Within the Meteodyn WT framework, two wake models have been employed to investigate wake effects:

  1. The Modified PARK Model: This wake model is extensively recognized within the domain of wind resource assessment. It postulates an axisymmetric wake deficit extending downstream from the turbine. A noteworthy aspect of this model is the calculation of the wake decay constant ‘k,’ which is deduced from the turbulence intensity metrics. This approach provides a nuanced means of encapsulating the wake dynamic behavior influenced by atmospheric stability.
  2. The Large Wind Farm Model: This advanced model adeptly captures the complex interactions between a wind turbine cluster and the atmospheric boundary layer. It is predicated on conceptualizing the collective of turbines as an ‘equivalent roughness’, thereby modifying the characteristics of the flow within the boundary layer to reflect the aggregated impact of the wind farm’s presence.

A comparative analysis ensues, juxtaposing the projected wake losses from both models with actual wake loss factors, which are derived directly from the operational data accrued from the wind farm. This comparative approach extends across each of the identified dominant wind sectors, fostering a robust assessment of the models’ predictive precision relative to real-world wake behavior.

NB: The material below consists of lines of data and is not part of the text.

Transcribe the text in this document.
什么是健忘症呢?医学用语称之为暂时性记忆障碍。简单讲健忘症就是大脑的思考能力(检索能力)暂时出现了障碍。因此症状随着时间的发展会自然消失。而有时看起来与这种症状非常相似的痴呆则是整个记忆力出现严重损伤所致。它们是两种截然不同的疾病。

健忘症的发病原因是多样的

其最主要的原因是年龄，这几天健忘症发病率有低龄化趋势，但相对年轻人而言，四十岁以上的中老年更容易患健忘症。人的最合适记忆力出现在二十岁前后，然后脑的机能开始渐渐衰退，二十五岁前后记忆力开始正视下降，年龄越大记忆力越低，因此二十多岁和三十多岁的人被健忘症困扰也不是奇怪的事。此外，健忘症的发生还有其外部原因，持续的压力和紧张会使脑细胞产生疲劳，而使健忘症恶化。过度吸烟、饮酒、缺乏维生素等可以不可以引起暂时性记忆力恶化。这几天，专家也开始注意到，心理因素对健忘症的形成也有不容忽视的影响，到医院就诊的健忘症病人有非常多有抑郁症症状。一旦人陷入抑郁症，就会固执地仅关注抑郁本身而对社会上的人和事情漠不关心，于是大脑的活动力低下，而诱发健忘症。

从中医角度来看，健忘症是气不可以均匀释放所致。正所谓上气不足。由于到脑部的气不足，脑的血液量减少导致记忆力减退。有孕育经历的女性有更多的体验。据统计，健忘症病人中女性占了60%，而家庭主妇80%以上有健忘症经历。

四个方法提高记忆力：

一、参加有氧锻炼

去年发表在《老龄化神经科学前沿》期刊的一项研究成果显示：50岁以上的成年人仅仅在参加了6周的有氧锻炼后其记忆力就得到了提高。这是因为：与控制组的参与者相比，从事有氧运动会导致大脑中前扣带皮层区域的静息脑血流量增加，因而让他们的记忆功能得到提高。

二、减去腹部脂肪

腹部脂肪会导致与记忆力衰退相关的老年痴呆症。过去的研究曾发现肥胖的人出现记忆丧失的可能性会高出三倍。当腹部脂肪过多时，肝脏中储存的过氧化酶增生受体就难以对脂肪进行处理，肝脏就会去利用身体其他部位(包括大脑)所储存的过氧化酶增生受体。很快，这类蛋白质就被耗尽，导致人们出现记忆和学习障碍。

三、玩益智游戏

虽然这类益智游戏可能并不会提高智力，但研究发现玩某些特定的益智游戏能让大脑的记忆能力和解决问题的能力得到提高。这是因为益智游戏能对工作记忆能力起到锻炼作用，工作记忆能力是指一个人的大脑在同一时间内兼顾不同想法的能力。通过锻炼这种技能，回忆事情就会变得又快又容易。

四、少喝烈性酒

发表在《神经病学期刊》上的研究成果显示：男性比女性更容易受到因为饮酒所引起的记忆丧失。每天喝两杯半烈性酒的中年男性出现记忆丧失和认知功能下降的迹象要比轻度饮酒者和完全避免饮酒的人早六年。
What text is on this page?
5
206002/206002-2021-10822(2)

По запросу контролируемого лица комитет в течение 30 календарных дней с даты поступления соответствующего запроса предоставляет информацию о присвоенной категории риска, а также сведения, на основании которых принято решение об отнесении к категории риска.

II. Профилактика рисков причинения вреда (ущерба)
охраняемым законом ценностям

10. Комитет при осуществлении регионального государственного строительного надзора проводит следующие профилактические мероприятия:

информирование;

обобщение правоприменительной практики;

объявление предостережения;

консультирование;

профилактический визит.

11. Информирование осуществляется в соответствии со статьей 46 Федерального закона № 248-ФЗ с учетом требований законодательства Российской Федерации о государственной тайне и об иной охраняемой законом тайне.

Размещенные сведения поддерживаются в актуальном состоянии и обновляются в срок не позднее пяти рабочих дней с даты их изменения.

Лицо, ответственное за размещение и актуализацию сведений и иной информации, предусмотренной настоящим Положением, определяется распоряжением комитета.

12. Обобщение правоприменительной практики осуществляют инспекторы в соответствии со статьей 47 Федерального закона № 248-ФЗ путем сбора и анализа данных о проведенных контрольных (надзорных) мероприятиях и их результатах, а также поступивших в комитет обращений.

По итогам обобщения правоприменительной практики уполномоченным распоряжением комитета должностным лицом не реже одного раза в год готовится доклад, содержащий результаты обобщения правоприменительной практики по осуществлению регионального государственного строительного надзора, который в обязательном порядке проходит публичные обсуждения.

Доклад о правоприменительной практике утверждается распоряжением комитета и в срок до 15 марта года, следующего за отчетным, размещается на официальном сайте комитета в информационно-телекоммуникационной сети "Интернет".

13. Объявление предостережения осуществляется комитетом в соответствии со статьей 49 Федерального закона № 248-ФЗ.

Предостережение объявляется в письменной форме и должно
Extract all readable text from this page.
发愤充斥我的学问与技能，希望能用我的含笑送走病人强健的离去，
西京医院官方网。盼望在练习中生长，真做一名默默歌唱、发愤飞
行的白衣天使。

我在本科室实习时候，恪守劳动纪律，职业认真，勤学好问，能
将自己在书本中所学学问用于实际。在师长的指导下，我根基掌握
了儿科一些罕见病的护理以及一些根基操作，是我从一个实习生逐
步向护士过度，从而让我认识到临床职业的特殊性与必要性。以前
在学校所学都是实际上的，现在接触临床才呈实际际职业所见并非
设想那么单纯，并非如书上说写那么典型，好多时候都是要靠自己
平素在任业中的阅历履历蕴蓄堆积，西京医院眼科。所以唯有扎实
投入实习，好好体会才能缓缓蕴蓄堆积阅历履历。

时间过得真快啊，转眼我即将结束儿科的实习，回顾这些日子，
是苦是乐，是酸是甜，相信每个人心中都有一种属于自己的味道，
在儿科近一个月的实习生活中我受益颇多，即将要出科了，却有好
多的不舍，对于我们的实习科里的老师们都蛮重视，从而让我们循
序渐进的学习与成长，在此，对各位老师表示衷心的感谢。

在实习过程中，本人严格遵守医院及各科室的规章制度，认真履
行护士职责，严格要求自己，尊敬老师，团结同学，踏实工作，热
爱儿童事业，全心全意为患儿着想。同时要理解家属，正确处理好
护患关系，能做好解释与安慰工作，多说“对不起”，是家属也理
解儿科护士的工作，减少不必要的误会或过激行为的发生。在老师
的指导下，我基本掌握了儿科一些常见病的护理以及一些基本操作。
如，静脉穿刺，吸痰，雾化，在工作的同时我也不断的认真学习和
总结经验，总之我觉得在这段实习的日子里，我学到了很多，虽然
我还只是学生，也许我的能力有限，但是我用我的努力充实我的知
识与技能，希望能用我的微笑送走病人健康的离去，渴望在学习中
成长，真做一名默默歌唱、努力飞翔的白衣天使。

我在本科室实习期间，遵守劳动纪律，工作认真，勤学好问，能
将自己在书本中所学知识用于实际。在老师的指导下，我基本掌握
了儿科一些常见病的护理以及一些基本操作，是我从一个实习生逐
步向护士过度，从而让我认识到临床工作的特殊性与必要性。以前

For easterly wind (79-101 deg):

For westerly wind (259-281 deg):

Conclusion and recommendation

Analysis of actual wake loss data reveals a discernible escalation in wake losses traversing from the second to the fourth rows of turbines, relative to the targeted wind direction.

The advanced simulation capabilities of the Large Wind Farm model are commendable, accurately reflecting the observed trend and quantifying wake loss factors with considerable fidelity. In contrast, the Modified PARK model exhibits limitations, notably failing to replicate the incremental wake loss pattern and consistently underestimating losses, particularly for the third and fourth turbine rows.

Considering these findings, it is substantiated that the Large Wind Farm model is the superior predictive tool for wake assessment tasks when addressing the complex dynamics of large-scale wind farms encompassing more than three consecutive rows of turbines. This model’s robust performance underscores its suitability for optimization of wind farm design and efficiency analysis in elaborate multi-turbine arrays.